Romanian is a Romance language with some archaic forms and with admixtures of Slavonic, Turkish, French and Magyar words. There is a wealth of folk tales, legends, poetry, music and dance passed on through the centuries. The main religion is the Romanian Greek Orthodoxism (86.9%). The other significant denominations in Romania are: Roman Catholicism (5%), Lutheranism, Calvinism (3.5%), Greek-Catholicism (1%), Pentecostalism (1%), Baptism (0.5%), Islamism (0.24%) and Judaism (0.04%).
Romania is a Republic as a form of government.
Romania's capital city is Bucharest, with an area of 1,521 sq. km and a population of 2,351,000 inhabitants.

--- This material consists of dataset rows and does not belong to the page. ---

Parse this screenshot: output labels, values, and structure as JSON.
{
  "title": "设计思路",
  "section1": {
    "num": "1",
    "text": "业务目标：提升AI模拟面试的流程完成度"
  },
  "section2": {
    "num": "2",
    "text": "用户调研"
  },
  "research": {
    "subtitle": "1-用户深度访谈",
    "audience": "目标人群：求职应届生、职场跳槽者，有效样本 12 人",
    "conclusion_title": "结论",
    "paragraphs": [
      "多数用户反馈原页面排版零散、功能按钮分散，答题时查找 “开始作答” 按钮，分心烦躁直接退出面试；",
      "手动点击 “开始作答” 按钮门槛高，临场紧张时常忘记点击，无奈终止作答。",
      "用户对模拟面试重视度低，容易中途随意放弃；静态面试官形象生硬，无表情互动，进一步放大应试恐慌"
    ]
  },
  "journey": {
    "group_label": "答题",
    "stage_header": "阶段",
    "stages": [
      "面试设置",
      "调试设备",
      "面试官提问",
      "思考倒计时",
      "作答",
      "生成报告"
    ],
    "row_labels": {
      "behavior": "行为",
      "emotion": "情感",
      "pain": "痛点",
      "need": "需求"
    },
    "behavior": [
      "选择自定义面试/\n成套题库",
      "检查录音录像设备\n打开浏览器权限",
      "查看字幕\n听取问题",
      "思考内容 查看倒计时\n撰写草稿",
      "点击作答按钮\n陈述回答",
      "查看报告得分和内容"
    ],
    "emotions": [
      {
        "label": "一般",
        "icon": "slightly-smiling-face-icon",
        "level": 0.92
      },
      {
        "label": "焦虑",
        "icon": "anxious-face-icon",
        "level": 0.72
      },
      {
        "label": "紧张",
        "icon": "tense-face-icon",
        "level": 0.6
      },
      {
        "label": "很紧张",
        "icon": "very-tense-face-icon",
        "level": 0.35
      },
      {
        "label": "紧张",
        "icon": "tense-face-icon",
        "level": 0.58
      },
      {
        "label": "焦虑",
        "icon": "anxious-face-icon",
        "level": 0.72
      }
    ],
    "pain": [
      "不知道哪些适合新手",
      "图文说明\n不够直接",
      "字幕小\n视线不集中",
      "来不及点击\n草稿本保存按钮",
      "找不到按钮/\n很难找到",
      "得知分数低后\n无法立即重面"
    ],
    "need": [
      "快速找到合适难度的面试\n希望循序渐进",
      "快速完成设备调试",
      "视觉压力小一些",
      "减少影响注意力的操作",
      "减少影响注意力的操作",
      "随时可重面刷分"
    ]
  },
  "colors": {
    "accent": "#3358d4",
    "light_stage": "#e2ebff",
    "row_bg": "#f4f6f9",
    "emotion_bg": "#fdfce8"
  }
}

The Romanian currency is Leu. The Romanian flag has three vertical bands - red, yellow and blue. The National Day is December 1 - in memory of the Romanians' Great Union (December 1, 1918)
Beginning with the 10th century, documents of Slavic, Byzantine, Hungarian and Latin sources bear witness to the existence of state formations throughout present Romania's territory. These formations were known as dukedoms, knezdoms and voivodeships, commonly termed by the people as "tari" (terrae)=lands, countries. The first were recorded in Transylvania and Dobrudja, and then in the lands east and south of the Carpathians.
The Transylvanian state formations reached a relatively high level of political and military organisation, putting up a long resistance to the military pressure of the Hungarians between the 9th-11th centuries. In the end, they had to give in and formed one single voievodeship, Transylvania, under Hungarian leadership. However, some of its areas continued to have local autonomy.
By the end of the 11th century and most of the 12th century, Transylvania gradually fell under Hungarian domination; yet, it preserved its own organisation, being ruled by a voivode - a specifically Romanian form of government generalised all over Transylvania until the l6th century, when this status was changed into that of a prince. In order to secure the defence of their frontiers against the inroads made by some populations (Petchenegs, Cumans and especially the Tartars), the Hungarian kings encouraged other ethnic groups of people to settle in Transylvania. This process began in the mid-12th century, when groups of Szeklers (a population mix of steppe migrants, who had followed the Hungarians on their way to Europe), and of Saxons (from Flanders, Luxembourg, the Mosel and the Rhine regions, as well as from Saxony) were brought in.
The changes that took place in Europe in the l4th century, alongside the weakening of the more than one-hundred-year-old Golden Horde, gripped the Romanian lands that lay south and east i.e. Wallachia and Moldavia. The leading Romanian circles from Transylvania, then in conflict with the Hungarian Crown because of the latter's intentions to dissolve the local autonomies, contributed to the process of unification unfolded across the mountains. As people kept crossing the mountains, a new demographic inflow and further political experience were brought to the south-and east-Carpathian leaders.
The economic exchanges, the development of boroughs and of towns linked through transit trade routes with the commercial world abroad offered a good chance to the Romanian political formations to place their unification projects on a viable basis. Once their independence from the Hungarian Crown had been won in battle, the Romanian Principalities - South and East of the Carpathians began to play an increasingly important political, military and cultural role in South-Eastern and Central Europe. The founders of the independent Romanian states were voivodes Basarab I (1324-1352) in Wallachia, and Bogdan I (1359-1365) in Moldavia.